Two old friends recently met at a school reunion. They had not seen each other for 35 years. During that time they had each married, raised children, worked to support their families and, they discovered, been active members of their churches. As they walked into dinner, one looked at the other and said, “We’ve aged well, but our hair has gotten gray, and we’re sagging in places. What have we got to say for ourselves?” His friend smiled and said, “Wisdom!”
A local Rotary club was having a hard time getting a major fundraiser off the ground. People were distracted and nobody was volunteering for the jobs that needed to be done. The organizers were both discouraged when they met with their club president, an older woman. As they talked over lunch, their president had many suggestions for how to move forward, and all of them involved giving precise tasks to people and asking them if they would do a certain job, rather than a general asking for volunteers. At the next meeting all the tasks were assigned and the activity was a success.
These two stories illustrate something we all know: maturity and experience are valuable traits in our culture. They are in our churches as well.
From the earliest times of our ancestral faith, wisdom has always been upheld as a part of spiritual growth and development. As we grow in knowledge and love of God, we should expect to see changes in ourselves. Our tent should become bigger, not smaller. Our generosity of spirit should broaden and deepen. And we should see elders among us as gifts of wisdom and grace, especially in times of difficulty.
A church was having a conflict over worship times. There were those who wanted one service, and those who preferred an early service without music. As the discussion went on and became more divisive, one member said, “But we’ve never had an early service.” An elder stood up and replied, “Oh yes we have. I can remember …” and her explanation and tone changed the whole focus of the discussion. Elders are often sources of wisdom, and they carry the corporate history of a congregation.
But there is another side to all of this talk of wisdom: it comes in today’s gospel reading from John. Jesus says, “I am the living bread. … Whoever eats of this bread will live forever.” It seems that wisdom alone does not grant us participation in the kingdom. Wisdom is rather a doorway to spiritual living that includes the Eucharist as part of our regular practice. The Eucharist feeds us with the living bread that sustains us, helps us grow in Christ, and brings us peace and maturity of life, at whatever age we may be.

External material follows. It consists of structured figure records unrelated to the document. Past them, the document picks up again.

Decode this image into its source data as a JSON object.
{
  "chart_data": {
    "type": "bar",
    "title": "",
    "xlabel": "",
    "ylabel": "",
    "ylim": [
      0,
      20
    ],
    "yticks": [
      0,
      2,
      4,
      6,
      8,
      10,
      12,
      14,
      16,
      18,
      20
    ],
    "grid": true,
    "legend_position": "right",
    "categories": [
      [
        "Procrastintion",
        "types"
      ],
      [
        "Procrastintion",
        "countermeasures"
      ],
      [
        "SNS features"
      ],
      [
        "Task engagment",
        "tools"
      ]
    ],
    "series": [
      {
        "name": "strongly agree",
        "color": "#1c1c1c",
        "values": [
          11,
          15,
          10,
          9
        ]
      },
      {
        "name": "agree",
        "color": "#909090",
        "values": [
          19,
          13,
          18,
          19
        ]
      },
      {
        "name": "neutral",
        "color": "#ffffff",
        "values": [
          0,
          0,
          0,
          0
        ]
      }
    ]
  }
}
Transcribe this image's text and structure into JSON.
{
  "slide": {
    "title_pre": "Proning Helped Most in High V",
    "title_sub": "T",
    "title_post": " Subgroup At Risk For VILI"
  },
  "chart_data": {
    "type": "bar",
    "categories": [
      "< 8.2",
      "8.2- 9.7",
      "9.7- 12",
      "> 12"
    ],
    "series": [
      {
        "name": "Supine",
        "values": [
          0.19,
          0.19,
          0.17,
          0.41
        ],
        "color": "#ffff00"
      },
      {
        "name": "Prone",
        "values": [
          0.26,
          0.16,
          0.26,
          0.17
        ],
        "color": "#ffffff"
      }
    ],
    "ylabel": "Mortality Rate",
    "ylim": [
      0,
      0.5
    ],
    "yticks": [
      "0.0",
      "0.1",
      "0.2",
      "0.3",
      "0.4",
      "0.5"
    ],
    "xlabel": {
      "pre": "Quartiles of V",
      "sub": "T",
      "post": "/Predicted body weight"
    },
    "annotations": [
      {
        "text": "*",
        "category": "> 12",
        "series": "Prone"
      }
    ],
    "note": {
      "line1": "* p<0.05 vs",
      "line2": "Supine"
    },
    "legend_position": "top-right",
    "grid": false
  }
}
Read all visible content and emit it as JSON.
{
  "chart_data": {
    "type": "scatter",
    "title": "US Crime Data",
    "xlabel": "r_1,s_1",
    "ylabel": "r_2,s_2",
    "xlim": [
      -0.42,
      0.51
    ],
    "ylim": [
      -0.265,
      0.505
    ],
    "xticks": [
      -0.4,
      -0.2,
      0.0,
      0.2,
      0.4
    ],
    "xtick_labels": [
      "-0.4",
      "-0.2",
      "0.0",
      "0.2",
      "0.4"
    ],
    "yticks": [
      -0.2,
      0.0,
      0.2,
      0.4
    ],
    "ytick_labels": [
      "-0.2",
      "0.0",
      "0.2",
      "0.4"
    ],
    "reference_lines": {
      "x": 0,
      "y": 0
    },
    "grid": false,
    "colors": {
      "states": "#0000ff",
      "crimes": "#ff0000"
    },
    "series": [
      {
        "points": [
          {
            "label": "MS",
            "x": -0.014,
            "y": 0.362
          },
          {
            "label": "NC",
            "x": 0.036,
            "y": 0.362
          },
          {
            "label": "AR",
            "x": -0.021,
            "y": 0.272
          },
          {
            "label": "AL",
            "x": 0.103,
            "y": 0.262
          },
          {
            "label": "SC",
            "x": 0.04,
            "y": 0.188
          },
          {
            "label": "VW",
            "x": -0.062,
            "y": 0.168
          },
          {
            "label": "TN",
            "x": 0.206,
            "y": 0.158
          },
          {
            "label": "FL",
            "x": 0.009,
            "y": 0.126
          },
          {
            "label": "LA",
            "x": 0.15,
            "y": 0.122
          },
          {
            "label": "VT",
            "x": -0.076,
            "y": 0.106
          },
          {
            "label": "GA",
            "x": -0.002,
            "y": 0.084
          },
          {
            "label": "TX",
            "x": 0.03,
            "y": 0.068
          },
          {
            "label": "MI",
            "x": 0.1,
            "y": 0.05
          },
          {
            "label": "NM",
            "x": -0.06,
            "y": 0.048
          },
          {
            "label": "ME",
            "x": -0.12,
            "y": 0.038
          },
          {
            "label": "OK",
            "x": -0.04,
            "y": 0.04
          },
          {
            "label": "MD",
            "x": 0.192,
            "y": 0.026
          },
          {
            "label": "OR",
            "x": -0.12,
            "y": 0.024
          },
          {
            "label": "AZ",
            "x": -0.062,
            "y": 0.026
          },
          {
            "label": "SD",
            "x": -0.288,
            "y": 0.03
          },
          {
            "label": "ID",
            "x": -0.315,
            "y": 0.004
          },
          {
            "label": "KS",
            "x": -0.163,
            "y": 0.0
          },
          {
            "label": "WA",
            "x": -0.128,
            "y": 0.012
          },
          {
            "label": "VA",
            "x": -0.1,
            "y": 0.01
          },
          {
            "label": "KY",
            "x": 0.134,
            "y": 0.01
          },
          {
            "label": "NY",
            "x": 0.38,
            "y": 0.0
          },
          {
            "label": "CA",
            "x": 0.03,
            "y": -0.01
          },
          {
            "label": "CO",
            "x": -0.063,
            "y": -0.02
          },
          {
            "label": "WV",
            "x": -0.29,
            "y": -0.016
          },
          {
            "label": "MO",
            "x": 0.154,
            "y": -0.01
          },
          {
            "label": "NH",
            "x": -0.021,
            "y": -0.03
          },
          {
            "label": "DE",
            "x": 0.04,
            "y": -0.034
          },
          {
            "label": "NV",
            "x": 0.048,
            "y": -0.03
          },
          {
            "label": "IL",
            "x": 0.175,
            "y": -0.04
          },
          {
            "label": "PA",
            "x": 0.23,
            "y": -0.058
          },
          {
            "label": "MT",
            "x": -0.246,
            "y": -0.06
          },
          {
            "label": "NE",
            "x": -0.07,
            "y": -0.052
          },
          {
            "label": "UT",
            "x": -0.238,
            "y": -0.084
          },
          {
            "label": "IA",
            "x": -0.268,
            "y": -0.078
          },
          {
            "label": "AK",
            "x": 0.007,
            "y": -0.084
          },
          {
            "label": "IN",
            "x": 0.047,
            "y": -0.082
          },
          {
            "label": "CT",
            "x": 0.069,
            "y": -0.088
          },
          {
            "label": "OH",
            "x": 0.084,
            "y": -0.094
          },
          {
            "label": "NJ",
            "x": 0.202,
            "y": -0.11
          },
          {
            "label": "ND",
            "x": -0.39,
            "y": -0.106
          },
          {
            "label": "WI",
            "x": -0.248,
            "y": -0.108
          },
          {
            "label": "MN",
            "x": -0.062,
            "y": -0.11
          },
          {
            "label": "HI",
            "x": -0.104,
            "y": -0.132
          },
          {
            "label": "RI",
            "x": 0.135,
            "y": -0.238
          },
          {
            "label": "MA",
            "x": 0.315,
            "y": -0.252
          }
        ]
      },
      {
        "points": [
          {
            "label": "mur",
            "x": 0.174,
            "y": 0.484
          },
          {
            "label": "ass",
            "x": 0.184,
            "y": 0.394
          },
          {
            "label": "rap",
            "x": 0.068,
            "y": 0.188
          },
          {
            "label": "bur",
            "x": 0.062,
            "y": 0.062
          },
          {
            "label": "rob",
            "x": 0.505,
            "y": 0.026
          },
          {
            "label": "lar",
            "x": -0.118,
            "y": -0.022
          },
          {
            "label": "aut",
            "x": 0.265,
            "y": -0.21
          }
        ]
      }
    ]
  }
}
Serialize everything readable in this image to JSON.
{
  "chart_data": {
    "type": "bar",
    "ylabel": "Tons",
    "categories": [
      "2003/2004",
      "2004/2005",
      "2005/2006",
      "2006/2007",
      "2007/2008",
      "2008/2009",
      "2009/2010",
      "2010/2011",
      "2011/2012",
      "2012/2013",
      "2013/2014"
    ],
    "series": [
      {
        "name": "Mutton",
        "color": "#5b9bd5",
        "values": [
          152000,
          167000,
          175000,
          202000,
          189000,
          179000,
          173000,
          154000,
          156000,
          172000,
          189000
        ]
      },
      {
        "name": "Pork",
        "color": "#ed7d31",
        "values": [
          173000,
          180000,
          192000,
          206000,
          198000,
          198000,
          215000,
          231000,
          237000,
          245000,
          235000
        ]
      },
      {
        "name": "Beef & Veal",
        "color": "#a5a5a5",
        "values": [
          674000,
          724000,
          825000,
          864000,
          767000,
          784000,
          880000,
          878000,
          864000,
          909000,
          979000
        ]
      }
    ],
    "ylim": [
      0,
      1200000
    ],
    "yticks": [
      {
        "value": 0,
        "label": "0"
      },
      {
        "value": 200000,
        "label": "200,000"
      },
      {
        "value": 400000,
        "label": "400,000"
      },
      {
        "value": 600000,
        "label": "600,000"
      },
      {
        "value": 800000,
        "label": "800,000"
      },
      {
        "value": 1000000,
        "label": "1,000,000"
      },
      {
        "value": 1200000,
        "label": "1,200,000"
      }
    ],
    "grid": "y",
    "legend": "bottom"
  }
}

As we watch Jesus dealing with the people who come to him, some pleading, some confronting, others curious, we see him over and over again answering their questions with simplicity, kindness and great power. He cannot be trapped by the powers of this world, except by his own choice; he cannot be bought or tempted by the devil; and he is not compromised.
The prayer after Holy Baptism in the Book of Common Prayer says that when we are baptized we enter into new life and are anointed with gifts: “an inquiring and discerning heart, the courage to will and to persevere, a spirit to know and love [God], and the gift of joy and wonder in all [God’s] works.” These gifts are ones that result in spiritual wisdom and maturity. These are gifts that help us embrace the world as God’s creation rather than rejecting it as merely sinful and degraded. And that is spiritual maturity.
Right now there is a lot of posturing and shouting going on as we approach the November elections. Some want to join in the name calling and finger pointing; and there is plenty of reason to do so. Some Christians have always been drawn into this fray, choosing to publicly support a candidate or a cause, but we know Jesus did not do this. He saw all temporal power as limited in its scope, subject to the whims and wills of the people who put others in power, and unable to address the issues of peace and justice for many. We need to remember that, and while we hold our leaders accountable in a democracy, we also look to Jesus for leadership. At our recent church convention the person giving the noon address reminded us that the question we need to ask in not “What would Jesus do?” but “What did Jesus do?”
Our Christian wisdom should direct us to act in terms of our Baptismal Covenant, seeking and serving Christ in all persons. Our spiritual maturity should energize us to work to see the Christ in all persons. Our spiritual wisdom should help us know that does not mean we have to give others what they want, but what they need. Our combined maturity and wisdom should lead us to remember our own need for Sabbath, the rest that restores and renews us.
Finally, the living bread that sustains us should always be our quest: Jesus, whose prayer, mind and deeds show us what to do, Jesus whose flesh and blood instill new life within us, Jesus who lives in us that we might live forever. As the collect for today has us pray, “Give us grace to receive thankfully the fruits of his redeeming work and to follow in the blessed steps of his most holy life.”